The outlook for this type of investment is simple to understand, Miller explained to The Real Deal.
“If you’re in your 30s, you have a kid, and you can work out of your house rather than an 800-square-foot apartment, you will,” said Miller.
On the commercial side, the company is focusing on investing in e-commerce warehouse properties as that industry continues to grow. Last year, it invested $128 million into acquiring warehouses for Saltbox, a business that provides coworking and warehousing space for up-and-coming e-commerce businesses.
The company is betting that, while many analysts are concerned about the long-term outlook for traditional office space, warehouses that enable e-commerce companies to ship products to customers’ homes will remain in high demand. Specifically, Saltbox is geared toward small businesses that may be able to increase their output and market reach using established warehousing infrastructure rather than running a business from home or a smaller space.
Finally, the company has expanded its investment in private credit through its Opportunistic Credit Fund, arguing that increased interest rates are straining real estate borrowers. For example, in 2020 a developer might have been able to secure $75 million at a 3% rate to finance 75% of a project. Now, that number would be closer to a $55 million loan at a 6% rate to finance 50% of a project.
This shift is creating a financing gap that needs to be filled by new capital.
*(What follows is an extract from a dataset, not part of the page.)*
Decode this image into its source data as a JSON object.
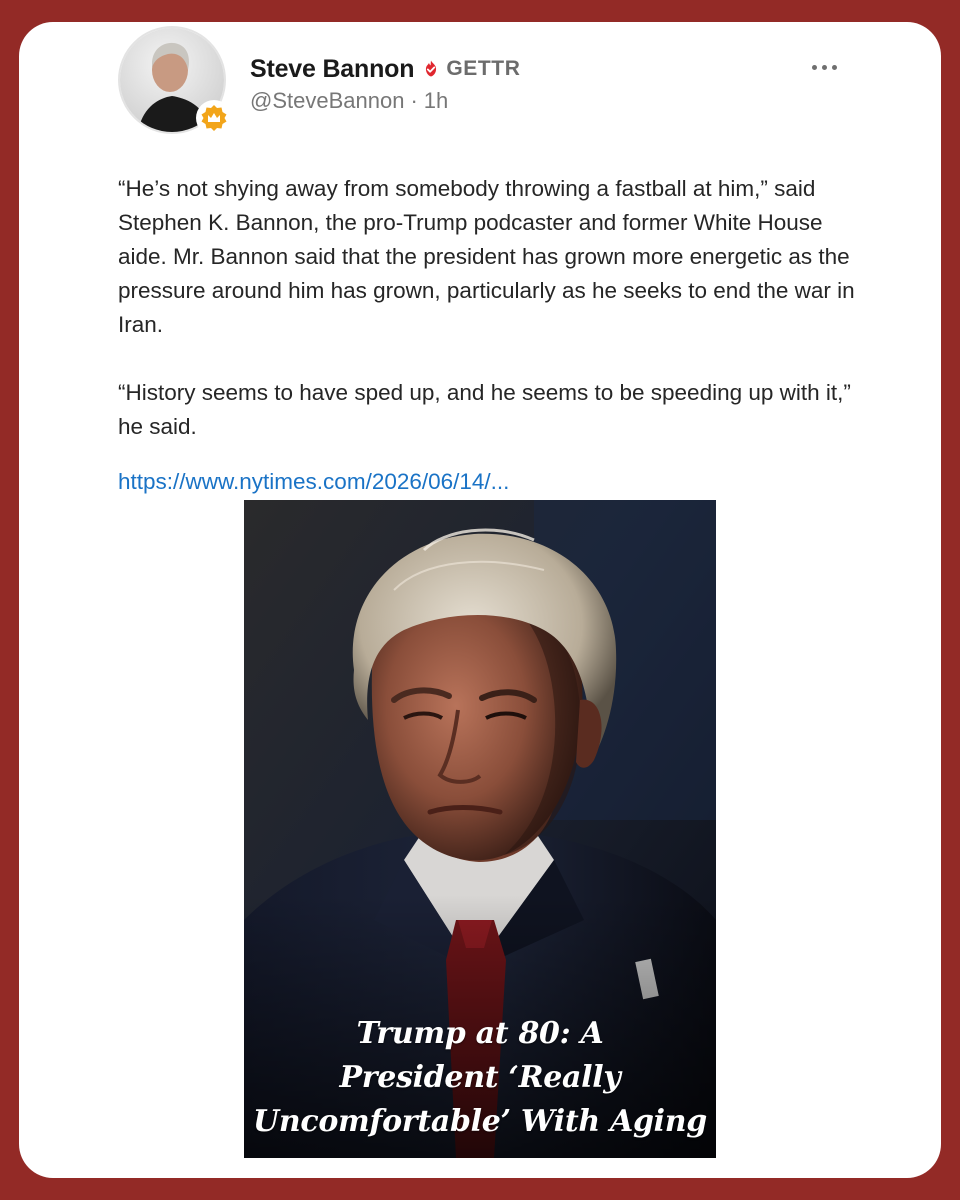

Miller maintains that there’s a “generational” opportunity for well-capitalized private credit investors to step in with gap loans at favorable terms, but that this investment window will likely be short-lived. A significant drop in inflation or an economic recession could stabilize and lower interest rates, closing the opportunity.
The Takeaway
The Opportunistic Credit Fund returned a 13% annualized yield in its first quarter in 2023. This type of return speaks to the “great deleveraging” trend the fund has invested in through private credit. But it’s unclear how long this trend will continue, as it’s tied to higher interest rates.
Ultimately, the real estate and credit markets are dictated to a large extent by these rates and other macroeconomic trends. In its analysis of these trends, Fundrise has taken a longer-term, bearish position with the goal of shoring up its investments to minimize risk given a possible recession and taking the opportunity to find short-term wins only where they fit within a risk-averse strategy.
“I’m much more focused on protecting the downside than trying to capture that [short-term] upside,” Miller told Cardiff. “There are definitely exceptions, but the point I’m trying to make is that to win the ball game is the goal. And that is basically we’re just now talking about getting onto the field in the fall with the peak of interest rates as nine innings or nine months from there.”